I got to join Mawar Sharon's Aksi Natal activity with the Pasukan Kuning (Surabaya's garbage collectors). It was such a blessed time to see the smiles on their faces as this was the first time that they were appreciated for their role in the community.



I declared myself to be Pak Tony's and Ibu Mei's youngest daughter. But Maria and Monic always protest, they say I should be Jie-jie. But then, I say that it doesn't seem to show. :) This photo was taken during MSI's Christmas Service on Decemeber 23.


A day after Christmas, I visited an orphanage in Mojokerto along with some other teachers from school. It was simple a celebration of sharing and remembering God's goodness in our lives. These 2 girls show what joy and contentment is. They were so happy even with just a simple meal of rice and fried chicken. We have so much to learn from children. :)



With Riri and Reni at the school's Christmas lunch at Majapahit hotel. We had a great time eating dimsums. After lunch, each level gave a short presentation. It was simple but meaningful.

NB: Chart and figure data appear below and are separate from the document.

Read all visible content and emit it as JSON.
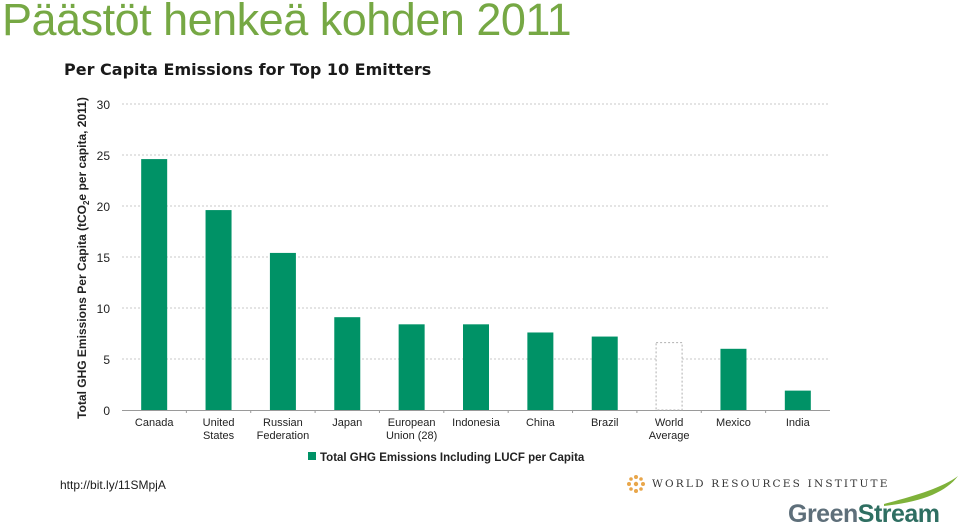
{
  "slide": {
    "title": "Päästöt henkeä kohden 2011",
    "source": "http://bit.ly/11SMpjA"
  },
  "logos": {
    "wri": "WORLD RESOURCES INSTITUTE",
    "greenstream_part1": "Green",
    "greenstream_part2": "Stream",
    "greenstream_colors": [
      "#5e6f7a",
      "#2f6f62"
    ],
    "swoosh_color": "#7fb23a",
    "wri_icon": "wri-emblem-icon"
  },
  "colors": {
    "bar": "#009266",
    "grid": "#c8c8c8",
    "title_green": "#76a844"
  },
  "chart_data": {
    "type": "bar",
    "title": "Per Capita Emissions for Top 10 Emitters",
    "ylabel_parts": [
      "Total GHG Emissions Per Capita (tCO",
      "2",
      "e per capita, 2011)"
    ],
    "categories": [
      [
        "Canada"
      ],
      [
        "United",
        "States"
      ],
      [
        "Russian",
        "Federation"
      ],
      [
        "Japan"
      ],
      [
        "European",
        "Union (28)"
      ],
      [
        "Indonesia"
      ],
      [
        "China"
      ],
      [
        "Brazil"
      ],
      [
        "World",
        "Average"
      ],
      [
        "Mexico"
      ],
      [
        "India"
      ]
    ],
    "values": [
      24.6,
      19.6,
      15.4,
      9.1,
      8.4,
      8.4,
      7.6,
      7.2,
      6.6,
      6.0,
      1.9
    ],
    "styles": [
      "solid",
      "solid",
      "solid",
      "solid",
      "solid",
      "solid",
      "solid",
      "solid",
      "dashed",
      "solid",
      "solid"
    ],
    "ylim": [
      0,
      30
    ],
    "yticks": [
      "0",
      "5",
      "10",
      "15",
      "20",
      "25",
      "30"
    ],
    "grid": true,
    "legend": {
      "label": "Total GHG Emissions Including LUCF per Capita",
      "placement": "bottom"
    }
  }
}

Learning by doing - that' exactly what the kids did when they had their field trip at Papa Ron's. We all got to see how pizza was made and everyone got the chance to make a pizza. And of course, the best part was the eating part! Yummm....


(Daniel Class with its own rendition of "O Holy Night!")


Christmas was a time of remebering all of God's goodness in my life. I've seen His faithfulness throughout the whole year. I just want to thank God for loving me that He gave Jesus to die for me. I can never thank Him enough!